Idaho is an old man lamenting the demise of his favorite trout stream, a newcomer flushed with the discovery of unpolluted air and free campgrounds.
Idaho is heart-stopping emptiness, half again as large as England with a fiftieth as many people. You can start at the northern border and drive all day without seeing the southern border or a high-rise building.
Idaho is Sun Valley, America’s first ski resort. Exclusive shops, cocktails in the Duchin Room, suntanned jet-setters in gleaming Porsches. Grand memories – Cooper and Hemingway, Shearer and Sothern, Harriman and the UP – and simple fun – a Volkswagen full of backpacks and pizza at Louie’s.
Idaho is corporations with offices from coast to coast, a weekly newspaper with a staff of one.
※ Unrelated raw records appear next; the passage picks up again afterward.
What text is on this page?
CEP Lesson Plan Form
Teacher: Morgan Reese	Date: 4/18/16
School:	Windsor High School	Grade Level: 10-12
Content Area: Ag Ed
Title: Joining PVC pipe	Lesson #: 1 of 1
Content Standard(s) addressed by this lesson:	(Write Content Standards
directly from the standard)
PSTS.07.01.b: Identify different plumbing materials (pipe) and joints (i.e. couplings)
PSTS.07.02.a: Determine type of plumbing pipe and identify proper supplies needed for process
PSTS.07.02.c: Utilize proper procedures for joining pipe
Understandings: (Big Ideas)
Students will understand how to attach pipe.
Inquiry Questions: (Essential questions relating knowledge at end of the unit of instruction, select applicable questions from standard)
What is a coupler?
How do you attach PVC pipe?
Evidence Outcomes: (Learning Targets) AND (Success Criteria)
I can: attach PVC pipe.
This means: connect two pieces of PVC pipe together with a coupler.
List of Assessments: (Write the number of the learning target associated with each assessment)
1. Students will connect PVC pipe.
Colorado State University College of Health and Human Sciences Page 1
Idaho is an abandoned cabin on a windswept plain, a lonely teacher in a one-room school.
It’s elk grazing on a hillside, jackrabbits dying on a highway.
It’s hermits in the back country, newcomers in the suburbs.
It’s smog and computerized traffic, a town with a single parking meter.
Idaho is a thousand little towns with names that dance lightly on the tongue: Santa and Jerusalem and Coeur d’Alene, Eden and Hope, Pearl and Gem, Harvard and Princeton, Elk Creek and Three Creek, Grimes Pass and Good Grief. Bear, Eagle, White Bird, Elk River, Duck Valley, Horseshoe Bend.
Idaho is millionaires. We have the Potato King, the Supermarket King, the Timber King and other royalty, and wages among the lowest in the nation.
Idaho is a mansion with a view of a skyline, a baby crying in a migrant labor camp. Idaho is a general store with everything in the midst of nothing, a restaurant that serves eight kinds of homemade pie in the middle of nowhere.
Idaho is wilderness: jade lakes in granite basins, stories around the campfire, hot springs under the stars. It’s huckleberries and hummingbirds and hunters in the hills. Raptors and rookeries and rivers on the run.
Idaho is Basque country. Chorizos on the grill, weightlifters in the park, Oinkari dancers in the streets. Girls with flashing eyes and boys in tow, a solitary sheepherder in a wagon called home.
Idaho is Indian heritage – Sacajawea, Chief Joseph, Pocatello – and Indian reality – Fort Hall, Lapwai, Duck Valley.
Idaho has been called a natural paradise and a cultural backwater. The reality is somewhere in between. You can’t pigeonhole a state like Idaho. It’s too big, too diverse; a geographic jumble, a cultural stew.
Idaho can be ugly, barroom brawls, dirty politics, sewage flowing from a pipe – and it can be lovely – flowers on the Camas Prairie, a full moon over Hells Canyon, sunlight on the St. Joe. Anyplace in the mountains. Any mountains. Take your pick.
Other states have beckoned, but the sum of their offers is at best a trade. When you’re tired of Idaho, you’re tired of life.